ESET researchers have recently analyzed an updated version of the Android GravityRAT spyware. This particular version of GravityRAT is being distributed under the names BingeChat and Chatico, which are messaging apps. GravityRAT is a remote access tool that has been used since at least 2015 and has previously been used in targeted attacks against India. It is available in versions for Windows, Android, and macOS.
The group behind GravityRAT, which ESET researchers internally refer to as SpaceCobra, remains unknown. The BingeChat campaign, which started in August 2022, is still ongoing, but the campaign using Chatico is no longer active.
BingeChat is distributed through a website that advertises it as a free messaging service. However, the malicious app also has the capability to exfiltrate WhatsApp backup files and receive commands to delete files. It is worth noting that the app also provides legitimate chat functionality based on the open-source OMEMO Instant Messenger app.
ESET researchers were alerted to this campaign by MalwareHunterTeam, who shared the hash for a GravityRAT sample. The malicious BingeChat app claims to provide messaging functionality and is available for download from the bingechat[.]net website. However, the website requires visitors to log in, and registrations were closed during the time of analysis. This suggests that potential victims are highly targeted, and the app is not widely distributed.
Although ESET researchers couldn’t download the BingeChat app from the website, they found a URL on VirusTotal that contains the malicious BingeChat app. This app has the same hash as the one mentioned in the tweet, indicating that the URL serves as a distribution point for this specific GravityRAT sample.
The malicious app is a trojanized version of the legitimate open-source OMEMO Instant Messenger Android app but is branded as BingeChat. The HTML code of the malicious website suggests that it was copied from a legitimate website that provides WordPress themes for download.
The campaign using BingeChat is likely to be narrowly targeted, as ESET telemetry data has not recorded any victims of this campaign. However, there was one detection of another Android GravityRAT sample in India in June 2022.
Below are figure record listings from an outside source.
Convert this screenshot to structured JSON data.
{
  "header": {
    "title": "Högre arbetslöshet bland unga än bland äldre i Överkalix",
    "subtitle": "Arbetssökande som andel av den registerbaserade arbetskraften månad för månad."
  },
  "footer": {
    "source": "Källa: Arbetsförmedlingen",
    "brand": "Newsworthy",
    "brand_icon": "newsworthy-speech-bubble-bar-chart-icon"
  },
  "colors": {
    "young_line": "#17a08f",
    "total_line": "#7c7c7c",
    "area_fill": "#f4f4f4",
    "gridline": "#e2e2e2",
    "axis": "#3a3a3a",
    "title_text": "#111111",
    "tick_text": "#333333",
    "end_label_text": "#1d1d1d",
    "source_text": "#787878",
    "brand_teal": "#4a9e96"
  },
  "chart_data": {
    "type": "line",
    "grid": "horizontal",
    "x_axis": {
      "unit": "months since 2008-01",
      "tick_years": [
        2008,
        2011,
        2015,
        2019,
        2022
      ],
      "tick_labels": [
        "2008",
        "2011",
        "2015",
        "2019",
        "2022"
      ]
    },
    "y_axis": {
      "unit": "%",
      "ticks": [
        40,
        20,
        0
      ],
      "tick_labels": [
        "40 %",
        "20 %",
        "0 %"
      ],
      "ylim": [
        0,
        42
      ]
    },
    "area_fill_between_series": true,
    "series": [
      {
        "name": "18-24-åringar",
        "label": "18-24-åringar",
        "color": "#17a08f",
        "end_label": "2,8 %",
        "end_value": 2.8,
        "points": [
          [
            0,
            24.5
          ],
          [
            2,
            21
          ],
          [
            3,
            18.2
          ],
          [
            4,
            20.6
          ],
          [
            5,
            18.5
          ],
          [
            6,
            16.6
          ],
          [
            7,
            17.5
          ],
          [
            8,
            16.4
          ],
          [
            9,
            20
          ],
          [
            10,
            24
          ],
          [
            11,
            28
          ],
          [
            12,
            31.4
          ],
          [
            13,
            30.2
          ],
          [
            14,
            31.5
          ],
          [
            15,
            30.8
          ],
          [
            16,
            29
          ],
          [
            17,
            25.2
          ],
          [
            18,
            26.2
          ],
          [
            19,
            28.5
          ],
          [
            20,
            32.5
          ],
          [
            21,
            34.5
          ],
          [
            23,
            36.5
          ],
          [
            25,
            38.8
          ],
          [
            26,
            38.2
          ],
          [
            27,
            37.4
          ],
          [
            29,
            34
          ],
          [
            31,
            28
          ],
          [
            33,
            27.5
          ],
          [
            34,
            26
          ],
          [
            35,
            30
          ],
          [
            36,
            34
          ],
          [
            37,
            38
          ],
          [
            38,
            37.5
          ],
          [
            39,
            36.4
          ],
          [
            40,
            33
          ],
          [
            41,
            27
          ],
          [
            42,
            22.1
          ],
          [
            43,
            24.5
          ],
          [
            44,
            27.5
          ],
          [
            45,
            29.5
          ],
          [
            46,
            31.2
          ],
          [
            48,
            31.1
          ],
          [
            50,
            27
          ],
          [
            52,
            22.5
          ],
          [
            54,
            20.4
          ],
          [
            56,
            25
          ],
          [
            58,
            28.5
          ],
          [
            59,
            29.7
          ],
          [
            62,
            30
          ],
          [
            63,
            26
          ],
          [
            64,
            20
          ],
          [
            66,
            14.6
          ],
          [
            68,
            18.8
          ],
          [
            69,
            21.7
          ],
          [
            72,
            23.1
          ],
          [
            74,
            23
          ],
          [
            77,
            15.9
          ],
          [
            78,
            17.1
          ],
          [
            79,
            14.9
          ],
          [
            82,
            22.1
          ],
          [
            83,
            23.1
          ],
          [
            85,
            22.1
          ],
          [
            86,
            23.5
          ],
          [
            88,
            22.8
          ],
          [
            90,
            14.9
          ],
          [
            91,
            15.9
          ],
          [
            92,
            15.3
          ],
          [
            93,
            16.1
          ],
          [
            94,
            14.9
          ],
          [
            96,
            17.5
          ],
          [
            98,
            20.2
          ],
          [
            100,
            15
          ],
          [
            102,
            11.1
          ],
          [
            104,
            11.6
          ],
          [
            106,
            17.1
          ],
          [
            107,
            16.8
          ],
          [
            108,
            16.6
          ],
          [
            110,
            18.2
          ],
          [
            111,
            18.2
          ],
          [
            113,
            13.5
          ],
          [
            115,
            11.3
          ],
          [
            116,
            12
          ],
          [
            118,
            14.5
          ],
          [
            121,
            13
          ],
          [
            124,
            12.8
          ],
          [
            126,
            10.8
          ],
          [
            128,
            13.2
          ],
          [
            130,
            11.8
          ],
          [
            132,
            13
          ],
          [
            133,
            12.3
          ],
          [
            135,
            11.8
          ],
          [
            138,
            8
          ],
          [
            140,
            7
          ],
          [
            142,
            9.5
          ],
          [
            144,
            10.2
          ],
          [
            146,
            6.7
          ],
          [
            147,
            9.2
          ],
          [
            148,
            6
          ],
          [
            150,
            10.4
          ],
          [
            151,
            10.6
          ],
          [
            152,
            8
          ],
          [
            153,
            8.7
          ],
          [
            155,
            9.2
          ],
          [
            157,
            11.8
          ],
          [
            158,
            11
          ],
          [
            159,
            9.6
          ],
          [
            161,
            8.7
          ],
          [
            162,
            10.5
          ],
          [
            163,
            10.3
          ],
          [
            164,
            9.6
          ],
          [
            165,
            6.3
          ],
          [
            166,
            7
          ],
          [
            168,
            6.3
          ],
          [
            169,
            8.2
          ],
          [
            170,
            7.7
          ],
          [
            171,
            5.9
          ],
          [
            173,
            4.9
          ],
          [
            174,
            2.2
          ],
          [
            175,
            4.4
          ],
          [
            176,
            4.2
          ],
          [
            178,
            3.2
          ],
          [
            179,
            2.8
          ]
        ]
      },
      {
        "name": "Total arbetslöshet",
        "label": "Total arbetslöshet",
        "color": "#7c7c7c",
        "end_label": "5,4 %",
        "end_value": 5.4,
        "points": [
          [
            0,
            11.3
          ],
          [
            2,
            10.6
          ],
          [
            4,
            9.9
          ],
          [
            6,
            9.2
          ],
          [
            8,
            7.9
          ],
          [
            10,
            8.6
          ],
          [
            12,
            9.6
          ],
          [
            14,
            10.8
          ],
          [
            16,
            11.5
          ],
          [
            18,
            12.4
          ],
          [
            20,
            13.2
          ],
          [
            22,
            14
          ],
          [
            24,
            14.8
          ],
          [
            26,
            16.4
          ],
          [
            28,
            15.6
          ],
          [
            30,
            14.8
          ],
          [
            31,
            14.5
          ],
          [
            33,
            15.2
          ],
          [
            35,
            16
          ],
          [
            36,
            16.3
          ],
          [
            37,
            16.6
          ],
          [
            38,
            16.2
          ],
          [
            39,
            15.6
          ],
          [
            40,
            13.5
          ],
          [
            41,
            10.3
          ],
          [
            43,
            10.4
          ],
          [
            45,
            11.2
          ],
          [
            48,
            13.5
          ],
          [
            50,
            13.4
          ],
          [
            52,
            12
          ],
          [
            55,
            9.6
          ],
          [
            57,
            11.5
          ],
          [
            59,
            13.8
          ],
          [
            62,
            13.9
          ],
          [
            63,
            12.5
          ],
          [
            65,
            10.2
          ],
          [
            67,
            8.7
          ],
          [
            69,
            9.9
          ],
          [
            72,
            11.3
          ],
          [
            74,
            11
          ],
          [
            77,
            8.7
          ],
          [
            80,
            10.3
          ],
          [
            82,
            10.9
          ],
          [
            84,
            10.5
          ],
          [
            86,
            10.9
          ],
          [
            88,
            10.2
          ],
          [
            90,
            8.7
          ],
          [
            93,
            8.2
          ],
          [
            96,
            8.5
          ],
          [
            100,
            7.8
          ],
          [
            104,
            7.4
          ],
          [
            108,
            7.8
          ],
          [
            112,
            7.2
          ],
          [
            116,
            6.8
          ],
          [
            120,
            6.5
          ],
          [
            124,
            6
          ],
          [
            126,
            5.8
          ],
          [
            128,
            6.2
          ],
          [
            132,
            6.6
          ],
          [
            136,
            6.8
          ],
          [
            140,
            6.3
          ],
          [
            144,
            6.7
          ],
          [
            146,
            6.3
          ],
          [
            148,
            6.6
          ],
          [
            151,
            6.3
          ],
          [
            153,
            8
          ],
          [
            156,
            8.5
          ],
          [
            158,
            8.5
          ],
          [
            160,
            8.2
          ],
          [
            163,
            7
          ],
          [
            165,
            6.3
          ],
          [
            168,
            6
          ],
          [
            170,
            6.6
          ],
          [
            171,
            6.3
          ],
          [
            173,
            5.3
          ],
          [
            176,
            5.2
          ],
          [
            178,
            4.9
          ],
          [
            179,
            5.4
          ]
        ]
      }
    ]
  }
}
The group behind GravityRAT remains unknown, but Facebook researchers have attributed it to a group based in Pakistan. ESET researchers internally track the group as SpaceCobra and attribute both the BingeChat and Chatico campaigns to this group.
The GravityRAT spyware, including its trojanized versions, has various capabilities, including exfiltrating call logs, contact lists, SMS messages, and files with specific extensions. This updated version can also receive commands to delete files. The spyware communicates with a C&C server to exfiltrate the device user’s data and execute commands.
In conclusion, the discovery of the updated Android GravityRAT spyware being distributed as BingeChat and Chatico highlights the ongoing activities of a sophisticated threat actor. The malware’s ability to steal WhatsApp backup files and receive commands to delete files underscores the need for users to remain vigilant and take appropriate security measures to protect their devices and data.